4.7. Platelet Aggregation
The materials were tested in an platelet aggregation assay according to Born [30
]. This test is based on an optical change of turbidity PRP. When platelets are activated in PRP and start to aggregate, a clearance of the solution can be observed. Speed and magnitude of the reduction of optical density are parameters for effective aggregation. The photometer used for aggregation was operated with an light-emitting diode (LED) light source (660 nm) to detect the absorption of the PRP. The cuvette was heated to 37 °C by using a flow through a water bath system. The change of absorbance was tracked by a voltmeter with an A/D converter (Voltcraft digital multimeter VC 840, Conrad Elektronik, Hirschau, Germany) and the data was transferred to a personal computer using the software RealView 1.0 (Abacom, Ganderkesee, Germany).

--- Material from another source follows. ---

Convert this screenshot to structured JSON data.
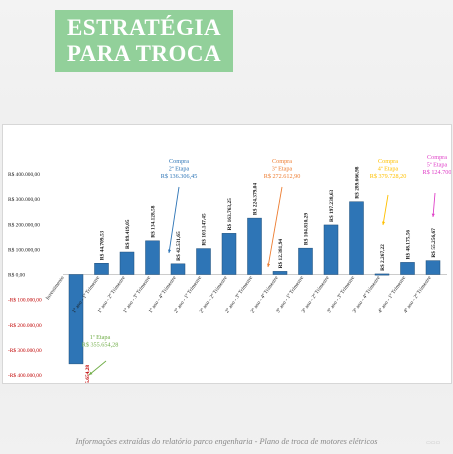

For testing the aggregation, porcine blood was used. It was treated with sodium citrate (3.2%) to avoid clotting. The blood was centrifuged for 10 min at 200 × g
(Centrifuge: Heraeus Biofuge Stratos, Thermo Fisher Scientific, Vienna, Austria) and the platelet-rich supernatant was collected (PRP). Then, 1.4 mL of PRP was transferred in a cuvette and a circular sample with a diameter of 8 mm was added. The cuvette was placed inside the photometer, which was adjusted to 37 °C. Under vigorous stirring, which is required to activate the aggregation, the change of optical density (wavelength: 660 nm) of the solution was tracked and recorded for at least 5 min and up to 10 min. The change in optical density was expressed in mV (output of the device). Tests were performed in triplicate for the bovine materials and in duplicate for all other samples. The general principle of the Born test is depicted in Figure 6
To quantify the aggregation, the inflection point of the clotting graph was calculated. To reduce background noise a moving average over 10 s was calculated, and based on these data the inflection point was calculated. The time until the inflection point was considered as a measure to estimate the speed of aggregation.